Why Cuffing Season May Be Bigger Than Ever Because Of COVID
Dating has changed since the pandemic hit. Fisher’s research this year has showed many single people have been getting more serious about dating this year, and various dating apps have observed similar trends toward more intentional dating among their users. Many people are more drawn to serious relationships these days, she says, and they’re being choosier about who they’re dating and more upfront about what they want.
“This pandemic has required all of us to think seriously about our lives,” Fisher tells mbg. “People are spending more time getting to know potential partners, using more honesty and transparency, and are even more likely to ask potential mates what they are looking for. Transparency is in.”
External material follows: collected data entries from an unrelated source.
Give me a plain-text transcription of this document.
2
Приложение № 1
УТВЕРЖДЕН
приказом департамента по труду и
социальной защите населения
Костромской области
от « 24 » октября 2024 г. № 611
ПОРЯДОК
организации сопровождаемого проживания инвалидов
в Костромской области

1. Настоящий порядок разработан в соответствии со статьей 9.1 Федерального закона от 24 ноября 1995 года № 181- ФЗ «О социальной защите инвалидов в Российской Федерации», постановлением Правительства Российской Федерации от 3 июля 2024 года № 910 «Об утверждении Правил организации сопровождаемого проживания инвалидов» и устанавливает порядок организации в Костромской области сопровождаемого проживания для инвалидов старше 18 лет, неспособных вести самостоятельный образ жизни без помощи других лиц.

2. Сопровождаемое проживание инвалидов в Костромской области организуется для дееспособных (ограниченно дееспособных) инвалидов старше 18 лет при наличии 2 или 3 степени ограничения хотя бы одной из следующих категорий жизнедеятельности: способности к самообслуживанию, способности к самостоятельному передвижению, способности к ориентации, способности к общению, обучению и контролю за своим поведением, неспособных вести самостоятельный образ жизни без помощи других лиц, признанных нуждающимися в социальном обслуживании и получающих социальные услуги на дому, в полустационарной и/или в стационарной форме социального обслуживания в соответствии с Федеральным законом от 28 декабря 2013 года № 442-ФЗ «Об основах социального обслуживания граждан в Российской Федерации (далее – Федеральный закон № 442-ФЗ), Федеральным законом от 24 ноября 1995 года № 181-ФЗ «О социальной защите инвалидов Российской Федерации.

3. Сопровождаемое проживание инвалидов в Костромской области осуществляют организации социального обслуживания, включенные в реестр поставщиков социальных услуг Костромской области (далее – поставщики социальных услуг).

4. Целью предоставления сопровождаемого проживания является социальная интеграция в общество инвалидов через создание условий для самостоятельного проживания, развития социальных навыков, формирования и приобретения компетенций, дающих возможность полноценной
That means that more people than usual might find themselves searching for partnership this winter—and might be more likely to find it because of this new, more intentional approach to dating. Fisher says this year may look less like a “cuffing season” and more like a real coupling season.
The dating app Match, for whom Fisher serves as chief scientific advisor, has also observed a general shift in dating app usage. Traditionally dating app usage is higher at the start of the year, according to Match, but this year more people were swiping in July than on Valentine’s Day. And they say this higher dating app traffic has stayed steady even as we head into cuffing season.
And emotionally speaking, this year has been an absolute roller coaster for many people. The sweet comfort of a loving relationship—and a warm body to curl up with at night—might be more appealing than ever this winter.
Add all that to the usual biological factors fueling the annual cuffing season, too: The brain’s pineal gland secretes more melatonin in the winter, Fisher explains, making people more sluggish and enticed by the idea of staying on the couch. Testosterone also tends to rise in November, making people want more sex, which can get those bonding hormones flowing, she adds.